Oh, mein Gott, sie hatte ihn gesehen. Es war keine Illusion, keine Täuschung, es war David gewesen! Sie hatte das Hotel am Vormittag verlassen und ihre Wanderung begonnen, nach einer Liste, die sie im Flugzeug angefertigt hatte. Von einem Ort war sie zum nächsten gelaufen, ohne logische Abfolge, sondern einfach, indem sie dem Nacheinander der Örtlichkeiten folgte, so wie sie ihr eingefallen waren. Diese Lektion hatte sie von Jason Borowski dreizehn Jahre zuvor gelernt:»Auf der Flucht oder bei der Jagd soll man seine Einfalle analysieren, aber den ersten im Kopf behalten. Gewöhnlich ist es der sauberste und beste. Meist greift man zum ersten Einfall. «Also war sie ihrer Liste gefolgt, von der Anlegestelle des Bateau Mouche am Fuße der Avenue George V bis zur Bank an der Madeleine… und zum Trocadero. Dort war sie ziellos auf den Terrassen herumgewandert, um nach einer Statue Ausschau zu halten, an die sie sich nicht richtig erinnern konnte. Die Standbilder fingen an, alle gleich auszusehen. Sie fühlte sich wunderlich leicht im Kopf. Die späte Augustsonne blendete, und gerade wollte sie sich, in Erinnerung eines weiteren Leitsatzes Jason Borowskis:»Ruhe ist eine Waffe«, auf eine Bank setzen, da sah sie plötzlich, weit vorne, einen Mann mit einer Kappe und einem dunklen Sweater mit V-Ausschnitt. Er drehte sich um und lief sehr schnell zu den großartigen Steintreppen, die zur Avenue Gustave V führten. Sie kannte dieses Laufen, diesen Schritt, kannte ihn besser als sonst jemand! Wie oft hatte sie ihn beobachtet — häufig unbemerkt von der Tribüne aus —, wenn er auf der Aschenbahn seine Runden drehte, um sich von den Furien zu befreien, die ihn gepackt hatten. Es war David! Sie war von der Bank aufgesprungen und ihm hinterhergerannt.

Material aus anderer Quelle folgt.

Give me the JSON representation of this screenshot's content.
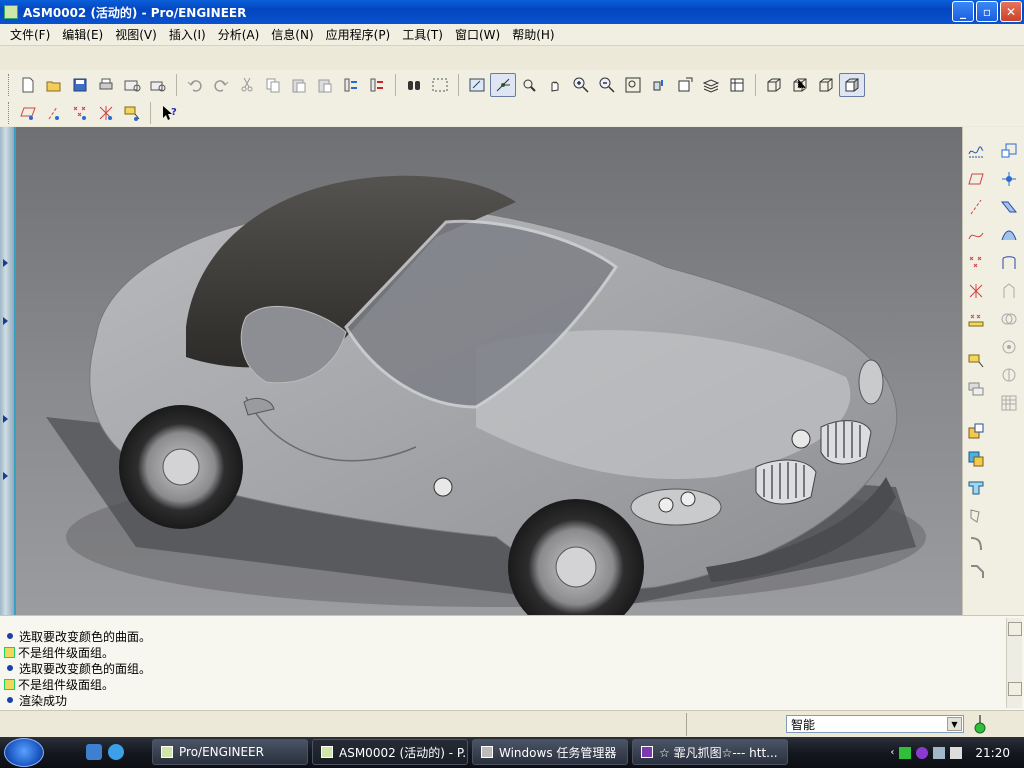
{
  "window": {
    "title": "ASM0002 (活动的) - Pro/ENGINEER",
    "minimize": "_",
    "maximize": "▫",
    "close": "✕"
  },
  "menu": [
    {
      "label": "文件(F)"
    },
    {
      "label": "编辑(E)"
    },
    {
      "label": "视图(V)"
    },
    {
      "label": "插入(I)"
    },
    {
      "label": "分析(A)"
    },
    {
      "label": "信息(N)"
    },
    {
      "label": "应用程序(P)"
    },
    {
      "label": "工具(T)"
    },
    {
      "label": "窗口(W)"
    },
    {
      "label": "帮助(H)"
    }
  ],
  "toolbar1_icons": [
    "new-icon",
    "open-icon",
    "save-icon",
    "print-icon",
    "email-icon",
    "email-attach-icon",
    "undo-icon",
    "redo-icon",
    "cut-icon",
    "copy-icon",
    "paste-icon",
    "paste-special-icon",
    "regenerate-icon",
    "regen-manager-icon",
    "find-icon",
    "select-box-icon",
    "repaint-icon",
    "spin-center-icon",
    "orient-mode-icon",
    "pan-icon",
    "zoom-in-icon",
    "zoom-out-icon",
    "refit-icon",
    "reorient-icon",
    "saved-views-icon",
    "layers-icon",
    "view-manager-icon",
    "wireframe-icon",
    "hidden-line-icon",
    "no-hidden-icon",
    "shading-icon"
  ],
  "toolbar2_icons": [
    "datum-plane-icon",
    "datum-axis-icon",
    "datum-point-icon",
    "coord-sys-icon",
    "annotation-icon",
    "context-help-icon"
  ],
  "right_tools": [
    "sketch-curve-icon",
    "datum-plane-icon",
    "datum-axis-icon",
    "curve-icon",
    "datum-point-icon",
    "point-offset-icon",
    "coord-sys-icon",
    "annotation-icon",
    "layer-icon",
    "assemble-icon",
    "create-component-icon",
    "pattern-icon",
    "surface-icon",
    "trim-icon",
    "blend-icon",
    "merge-icon",
    "intersect-icon",
    "copy-geom-icon",
    "extend-icon",
    "offset-icon",
    "thicken-icon",
    "solidify-icon",
    "round-icon",
    "chamfer-icon"
  ],
  "messages": [
    {
      "type": "info",
      "text": "选取要改变颜色的曲面。"
    },
    {
      "type": "warn",
      "text": "不是组件级面组。"
    },
    {
      "type": "info",
      "text": "选取要改变颜色的面组。"
    },
    {
      "type": "warn",
      "text": "不是组件级面组。"
    },
    {
      "type": "info",
      "text": "渲染成功"
    }
  ],
  "status": {
    "filter_value": "智能"
  },
  "taskbar": {
    "items": [
      {
        "label": "Pro/ENGINEER",
        "active": false
      },
      {
        "label": "ASM0002 (活动的) - P...",
        "active": true
      },
      {
        "label": "Windows 任务管理器",
        "active": false
      },
      {
        "label": "☆ 霏凡抓图☆--- htt...",
        "active": false
      }
    ],
    "clock": "21:20"
  },
  "colors": {
    "titlebar": "#0346c0",
    "accent": "#33a0c4",
    "viewport_bg": "#8a8b8e",
    "car_body": "#a4a5a8",
    "soft_top": "#3a3936"
  }
}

«David, David, ich bin es!.. Jason!«

Sie war mit einem Fremdenführer zusammengestoßen, der eine Gruppe von Japanern im Schlepp hatte. Der Mann war erregt, sie wütend, und wütend bahnte sie sich ihren Weg durch die erstaunten Asiaten, fast alle kleiner als sie, aber ihr Mann war verschwunden. Wohin? In die Gärten? In die Straßen mit ihren Menschenmengen und dem nie enden wollenden Verkehr? Wohin nur?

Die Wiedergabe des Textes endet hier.